Hong Kong computer electronics manufacturer PC Partner Group, a large assembler of graphics cards using Nvidia chips, has become the latest company to scale back from mainland China amid intensifying tech supply chain pressure.
The company said in a statement on Friday that it has relocated its headquarters to Singapore and made a secondary listing on the city state’s exchange, with the goal of expanding research and development (R&D) and manufacturing in Southeast Asia. It started operating a new factory in Indonesia last week.

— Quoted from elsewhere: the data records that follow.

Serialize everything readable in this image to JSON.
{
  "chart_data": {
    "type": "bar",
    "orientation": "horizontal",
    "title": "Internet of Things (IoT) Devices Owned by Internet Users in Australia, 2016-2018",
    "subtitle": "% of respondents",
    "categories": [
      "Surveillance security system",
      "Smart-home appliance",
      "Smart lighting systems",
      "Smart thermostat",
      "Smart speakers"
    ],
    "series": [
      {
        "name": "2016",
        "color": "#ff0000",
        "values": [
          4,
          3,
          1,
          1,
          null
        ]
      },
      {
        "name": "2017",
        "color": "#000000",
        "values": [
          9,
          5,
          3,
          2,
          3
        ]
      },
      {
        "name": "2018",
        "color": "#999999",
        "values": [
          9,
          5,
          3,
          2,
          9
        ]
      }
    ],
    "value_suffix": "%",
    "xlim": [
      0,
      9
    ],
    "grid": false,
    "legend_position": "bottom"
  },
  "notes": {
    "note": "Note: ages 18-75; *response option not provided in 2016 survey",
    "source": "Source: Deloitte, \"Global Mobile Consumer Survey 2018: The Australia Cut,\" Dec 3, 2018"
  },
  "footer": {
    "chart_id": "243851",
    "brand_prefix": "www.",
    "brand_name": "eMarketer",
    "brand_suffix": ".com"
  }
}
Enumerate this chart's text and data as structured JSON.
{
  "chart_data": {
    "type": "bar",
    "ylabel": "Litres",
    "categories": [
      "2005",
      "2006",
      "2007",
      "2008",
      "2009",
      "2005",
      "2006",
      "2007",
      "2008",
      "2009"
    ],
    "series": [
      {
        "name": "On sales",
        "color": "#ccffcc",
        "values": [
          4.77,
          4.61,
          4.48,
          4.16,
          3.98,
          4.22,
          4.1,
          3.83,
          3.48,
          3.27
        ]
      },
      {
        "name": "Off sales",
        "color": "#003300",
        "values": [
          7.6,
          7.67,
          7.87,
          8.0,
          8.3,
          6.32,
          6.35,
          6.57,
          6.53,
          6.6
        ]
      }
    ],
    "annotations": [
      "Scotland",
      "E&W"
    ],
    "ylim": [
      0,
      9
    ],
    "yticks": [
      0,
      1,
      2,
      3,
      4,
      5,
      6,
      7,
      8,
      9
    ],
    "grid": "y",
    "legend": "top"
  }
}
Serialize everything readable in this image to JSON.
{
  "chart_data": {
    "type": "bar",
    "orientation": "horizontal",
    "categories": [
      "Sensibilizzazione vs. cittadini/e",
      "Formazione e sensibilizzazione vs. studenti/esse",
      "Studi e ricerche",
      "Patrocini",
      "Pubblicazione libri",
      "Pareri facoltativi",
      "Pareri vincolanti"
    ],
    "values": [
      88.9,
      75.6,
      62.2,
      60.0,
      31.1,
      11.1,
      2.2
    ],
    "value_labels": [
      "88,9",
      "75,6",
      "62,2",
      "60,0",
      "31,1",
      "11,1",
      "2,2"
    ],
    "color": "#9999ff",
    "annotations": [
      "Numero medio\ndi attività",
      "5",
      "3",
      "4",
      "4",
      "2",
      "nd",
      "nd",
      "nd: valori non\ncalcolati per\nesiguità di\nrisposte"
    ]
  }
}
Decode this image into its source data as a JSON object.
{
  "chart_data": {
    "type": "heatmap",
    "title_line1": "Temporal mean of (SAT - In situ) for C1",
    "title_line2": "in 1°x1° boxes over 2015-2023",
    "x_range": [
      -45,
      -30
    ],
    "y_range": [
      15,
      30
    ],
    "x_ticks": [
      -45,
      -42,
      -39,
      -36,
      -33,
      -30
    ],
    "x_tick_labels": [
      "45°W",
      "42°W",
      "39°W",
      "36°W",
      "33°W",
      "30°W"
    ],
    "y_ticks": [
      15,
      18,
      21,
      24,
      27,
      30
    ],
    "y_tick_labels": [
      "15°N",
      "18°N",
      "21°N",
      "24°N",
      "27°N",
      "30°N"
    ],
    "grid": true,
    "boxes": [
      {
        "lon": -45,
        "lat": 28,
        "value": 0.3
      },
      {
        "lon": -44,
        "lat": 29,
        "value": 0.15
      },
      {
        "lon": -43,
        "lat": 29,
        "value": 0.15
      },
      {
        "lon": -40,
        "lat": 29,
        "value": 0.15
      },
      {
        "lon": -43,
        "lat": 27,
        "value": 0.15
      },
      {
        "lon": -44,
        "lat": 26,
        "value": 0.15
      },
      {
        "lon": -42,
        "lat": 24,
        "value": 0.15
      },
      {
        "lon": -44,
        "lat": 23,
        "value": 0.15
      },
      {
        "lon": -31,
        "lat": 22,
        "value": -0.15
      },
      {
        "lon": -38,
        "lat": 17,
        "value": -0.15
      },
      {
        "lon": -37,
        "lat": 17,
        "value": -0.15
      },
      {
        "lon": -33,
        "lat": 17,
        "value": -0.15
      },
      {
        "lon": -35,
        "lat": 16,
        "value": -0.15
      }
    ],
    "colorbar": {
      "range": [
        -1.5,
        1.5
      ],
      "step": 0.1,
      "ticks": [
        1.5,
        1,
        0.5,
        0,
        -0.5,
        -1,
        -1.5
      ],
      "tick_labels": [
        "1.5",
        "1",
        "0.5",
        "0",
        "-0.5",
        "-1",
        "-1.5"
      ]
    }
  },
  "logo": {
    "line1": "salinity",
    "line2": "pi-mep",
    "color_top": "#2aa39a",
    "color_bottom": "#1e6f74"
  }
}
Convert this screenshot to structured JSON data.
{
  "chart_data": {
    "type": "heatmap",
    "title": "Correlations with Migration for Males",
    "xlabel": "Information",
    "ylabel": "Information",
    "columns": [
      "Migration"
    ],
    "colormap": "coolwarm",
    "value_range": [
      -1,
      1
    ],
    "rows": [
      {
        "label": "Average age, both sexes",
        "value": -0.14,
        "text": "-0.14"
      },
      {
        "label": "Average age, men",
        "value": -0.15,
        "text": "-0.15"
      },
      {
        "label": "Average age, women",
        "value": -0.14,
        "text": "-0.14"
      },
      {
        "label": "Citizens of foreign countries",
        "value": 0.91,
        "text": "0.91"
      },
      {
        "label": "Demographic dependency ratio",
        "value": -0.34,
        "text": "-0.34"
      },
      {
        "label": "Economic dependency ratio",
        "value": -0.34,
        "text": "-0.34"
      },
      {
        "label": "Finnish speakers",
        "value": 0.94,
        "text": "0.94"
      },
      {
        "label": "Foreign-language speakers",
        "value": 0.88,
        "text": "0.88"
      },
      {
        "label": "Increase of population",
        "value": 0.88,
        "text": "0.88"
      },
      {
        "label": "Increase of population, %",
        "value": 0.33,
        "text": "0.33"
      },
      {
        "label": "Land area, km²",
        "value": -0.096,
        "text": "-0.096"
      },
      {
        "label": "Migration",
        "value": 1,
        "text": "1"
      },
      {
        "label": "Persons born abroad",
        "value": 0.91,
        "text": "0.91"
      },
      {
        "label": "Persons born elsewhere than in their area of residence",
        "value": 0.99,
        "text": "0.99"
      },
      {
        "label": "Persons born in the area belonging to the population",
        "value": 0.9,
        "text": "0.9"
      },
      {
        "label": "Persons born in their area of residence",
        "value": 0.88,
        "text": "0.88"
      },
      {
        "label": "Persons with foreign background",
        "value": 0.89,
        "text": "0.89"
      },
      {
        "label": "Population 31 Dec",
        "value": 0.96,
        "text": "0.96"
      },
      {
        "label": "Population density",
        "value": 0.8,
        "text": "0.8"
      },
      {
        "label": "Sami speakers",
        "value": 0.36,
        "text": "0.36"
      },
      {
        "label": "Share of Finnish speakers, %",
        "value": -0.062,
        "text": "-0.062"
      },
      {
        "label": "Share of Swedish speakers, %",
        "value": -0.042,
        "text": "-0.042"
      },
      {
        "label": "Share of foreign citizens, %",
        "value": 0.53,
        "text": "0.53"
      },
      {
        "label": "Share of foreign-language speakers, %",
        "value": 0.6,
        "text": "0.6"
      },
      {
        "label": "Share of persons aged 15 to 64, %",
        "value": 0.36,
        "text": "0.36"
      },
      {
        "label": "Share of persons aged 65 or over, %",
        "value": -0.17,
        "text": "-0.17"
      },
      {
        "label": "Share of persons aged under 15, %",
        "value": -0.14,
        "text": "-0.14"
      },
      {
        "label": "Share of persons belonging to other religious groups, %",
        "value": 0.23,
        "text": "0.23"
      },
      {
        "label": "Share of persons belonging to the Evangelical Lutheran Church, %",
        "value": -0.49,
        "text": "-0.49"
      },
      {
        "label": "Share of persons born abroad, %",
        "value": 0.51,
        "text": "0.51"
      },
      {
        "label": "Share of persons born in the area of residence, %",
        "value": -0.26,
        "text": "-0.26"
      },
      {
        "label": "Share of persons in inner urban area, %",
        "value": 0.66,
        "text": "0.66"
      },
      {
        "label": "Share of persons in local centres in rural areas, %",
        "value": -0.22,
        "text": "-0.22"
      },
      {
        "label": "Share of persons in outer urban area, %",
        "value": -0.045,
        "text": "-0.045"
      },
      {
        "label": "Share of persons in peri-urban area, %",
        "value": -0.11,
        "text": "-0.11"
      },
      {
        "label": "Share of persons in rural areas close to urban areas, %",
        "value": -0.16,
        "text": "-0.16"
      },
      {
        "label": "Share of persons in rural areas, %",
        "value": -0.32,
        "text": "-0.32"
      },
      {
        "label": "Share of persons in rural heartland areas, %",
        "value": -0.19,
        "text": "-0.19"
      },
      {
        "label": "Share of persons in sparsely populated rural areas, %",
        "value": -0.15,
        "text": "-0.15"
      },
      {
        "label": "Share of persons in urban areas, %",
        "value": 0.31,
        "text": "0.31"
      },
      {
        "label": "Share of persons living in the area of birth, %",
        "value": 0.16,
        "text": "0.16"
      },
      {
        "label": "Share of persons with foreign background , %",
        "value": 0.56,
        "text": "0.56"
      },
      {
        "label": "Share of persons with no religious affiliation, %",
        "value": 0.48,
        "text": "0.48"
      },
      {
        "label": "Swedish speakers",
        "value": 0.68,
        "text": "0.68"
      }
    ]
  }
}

PC Partner, which was founded in 1997, is choosing to relocate at a time when many multinational businesses are under pressure to scale back business ties in China, a casualty of geopolitical tensions with the US. US president-elect Donald Trump has threatened to impose 60 per cent tariffs on Chinese products when he returns to the White House in January. It is also expected to become harder for China-based businesses to access advanced semiconductor components.
Nvidia is restricted from exporting its most advanced chips – including its consumer-grade flagship graphics processing unit (GPU), the GeForce RTX 4090 – to Chinese clients. Nvidia is expected to launch its next-generation 50-series GPUs at the CES electronics trade show in Las Vegas in January.
PC Partner is an assembler of a variety of video gaming hardware, selling its products under the brands of ZOTAC, Inno3D and Manli. The company also provides manufacturing services to other brands.